Dr. Marcell Boneff, seorang peneliti dari Perancis, sampai rela berpayah-payah mengalihbahasakan gagasan Ki Ageng Suryomentaram ke dalam bahasa Perancis. Sementara, di Jepang, seorang guru besar di International Christian University Tokyo, Prod. Soemeya Yoshimichi, malah mengajarkan ajaran-ajaran Ki Ageng Suryomentaram.
Nah, sudah semestinya kita berbangga, karena bangsa ini memiliki Ki Ageng Suryomentaram. Namun, kebanggaan itu mestinya membuat kita malu pula, karena gagaran Ki Ageng justru asing di tanah negerinya sendiri. Kita malah masih menggunakan gagasan-gagasan dari bangsa lain tanpa mengenal gagasan bangsa sendiri. Aneh kan?
Selain mengajarkan ilmu-ilmu kehidupan. Ki Ageng Suryomentaram sering menyisipkan semangat revolusioner kepada rakyat. Tujuannya, agar tidak gampang tunduk pada kekuasaan kolonial. Tak ayal jika para aktivis gerakan sosial kerap meminta Ki Ageng Suryomentaram untuk menularkan gagasan revolusionernya.
Semangat Revolusioner Ki Ageng Suryomentaram
Di antara gagasan revolusioner Ki Ageng Suryomentaram adalah keinginannya untuk membentuk tentara yang diisi oleh rakyat. Beliau menganggap keberadaan tentara sangat penting untuk sebuah negara. Menurutnya, tentara adalah tulang punggung negara.
Namun, untuk mewujudkan gagasannya, Ki Ageng sangat berhati-hati melangkah. Salah satu pertimbangannya adalah masalah waktu dan menciptakan momentum. Terlebih pengawasan pemerintah Kolonial Belanda yang begitu ketat.
Ki Ageng Suryomentaram dan teman-teman diskusinya termasuk orang-orang yang masuk daftar merah. Setiap kali mereka mengadakan pertemuan, selalu dimata-matai PID (Politzeke Inlichtingen Dienst). Polisi bikinan pemerintah Kolonial Belanda ini mencatat serta melaporkan apapun isi diskusi kepada pemerintah kolonial. Mereka diberi kewewenangan untuk langsung menangkap siapa pun yang dianggap berbahaya bagi pemerintah. Bisa kita bayangkan bagaimana mencekamnya suasana diskusi saat itu, mental rakyat pada saat itu benar-benar diuji.

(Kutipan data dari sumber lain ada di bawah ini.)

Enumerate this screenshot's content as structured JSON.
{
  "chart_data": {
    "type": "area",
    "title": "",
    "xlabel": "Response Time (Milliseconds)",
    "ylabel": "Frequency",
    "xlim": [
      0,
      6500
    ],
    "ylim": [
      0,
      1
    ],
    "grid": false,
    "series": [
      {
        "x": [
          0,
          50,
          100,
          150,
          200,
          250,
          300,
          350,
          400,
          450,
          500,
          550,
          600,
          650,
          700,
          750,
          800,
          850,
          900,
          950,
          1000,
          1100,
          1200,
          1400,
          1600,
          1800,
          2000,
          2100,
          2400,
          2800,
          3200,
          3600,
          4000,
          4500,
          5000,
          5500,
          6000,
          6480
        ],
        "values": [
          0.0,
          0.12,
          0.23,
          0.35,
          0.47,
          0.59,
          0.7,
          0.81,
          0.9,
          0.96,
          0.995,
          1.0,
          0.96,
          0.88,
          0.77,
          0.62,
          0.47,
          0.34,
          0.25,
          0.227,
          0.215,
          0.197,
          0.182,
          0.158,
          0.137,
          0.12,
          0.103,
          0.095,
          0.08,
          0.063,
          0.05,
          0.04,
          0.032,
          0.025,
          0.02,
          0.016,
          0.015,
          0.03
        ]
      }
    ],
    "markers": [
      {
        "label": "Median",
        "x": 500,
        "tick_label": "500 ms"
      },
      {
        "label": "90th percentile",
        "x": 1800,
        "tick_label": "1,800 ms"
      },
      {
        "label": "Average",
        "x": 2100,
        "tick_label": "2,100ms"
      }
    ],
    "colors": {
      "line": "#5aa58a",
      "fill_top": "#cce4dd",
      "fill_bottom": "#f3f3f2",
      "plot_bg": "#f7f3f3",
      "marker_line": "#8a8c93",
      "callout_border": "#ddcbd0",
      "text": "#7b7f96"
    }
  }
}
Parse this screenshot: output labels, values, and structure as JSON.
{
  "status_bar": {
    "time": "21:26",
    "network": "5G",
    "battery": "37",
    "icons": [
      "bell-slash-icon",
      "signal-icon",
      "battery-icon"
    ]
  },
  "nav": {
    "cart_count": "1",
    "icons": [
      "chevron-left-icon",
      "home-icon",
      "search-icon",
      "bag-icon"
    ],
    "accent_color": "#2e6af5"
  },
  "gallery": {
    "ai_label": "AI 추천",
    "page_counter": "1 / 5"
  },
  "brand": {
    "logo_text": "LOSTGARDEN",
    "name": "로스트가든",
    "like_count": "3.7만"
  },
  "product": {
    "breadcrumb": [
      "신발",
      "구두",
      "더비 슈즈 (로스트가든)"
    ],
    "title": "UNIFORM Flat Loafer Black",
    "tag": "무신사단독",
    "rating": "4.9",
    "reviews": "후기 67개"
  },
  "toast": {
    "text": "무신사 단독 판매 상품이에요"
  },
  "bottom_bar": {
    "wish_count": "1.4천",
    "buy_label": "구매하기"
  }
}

Tahun 1926, Ki Ageng Suryomentaram pernah ditahan oleh pemerintah Kolonial Belanda. Penguasa saat itu menilai, pergerakan Ki Ageng Suryomentaram dianggap membahayakan pemerintah saat itu. Namun tak lama kemudian ia berhasil dibebaskan berkat upaya yang dilakunan oleh kakaknya, yakni Sultan Hamengkubuwono VIII.

Menginisiasi Berdirinya Tentara PETA
Peperangan antara Belanda (Sekutu) melawan Jepang mulai terendus. Tanah negeri Indonesia jadi rebutan. Kondisi itu membuat Ki Ageng Suryomentaram dan 12 tokoh lainnya yang tergabung dalam pertemuan Manggala Tiga Belas tegas menyatakan sikap penolakan rencana perang itu. Mereka tak rela Indonesia dijadikan sebagai palagan tempur.
Muncullah pernyataan dari Ki Ageng Suryomentaram kala itu. Bahwa, Indonesia memiliki tiga pilihan sikap. Pertama, membela majikan lama (Belanda). Kedua, ganti majikan baru (Jepang). Atau ketiga, menjadi majikan sendiri (merdeka).
Sayang, rencana itu tak bisa terhindarkan. Perang antara Belanda dan Jepang pecah. Jepang berhasil menundukkan Belanda. Beberapa tentara Belanda ditawan dan diusir dari tanah air. Dipulangpaksakan kembali ke tanah asalnya.
Setelah tanah negeri pertiwi ini diserahkan kepada Jepang, nasib bangsa Indonesia tak ubahnya lepas dari mulut singa namun masuk ke mulut harimau. Politik Pendudukan Jepang justru lebih menyengsarakan. Alhasil, Ki Ageng Suryomentaram mengusulkan agar dibentuk tentara. Gagasan itu disampaikan kepada tokoh 4 serangkai, yakni Bung Karno, Bung Hatta, Ki Hajar Dewantara, dan K.H. Mas Mansoer.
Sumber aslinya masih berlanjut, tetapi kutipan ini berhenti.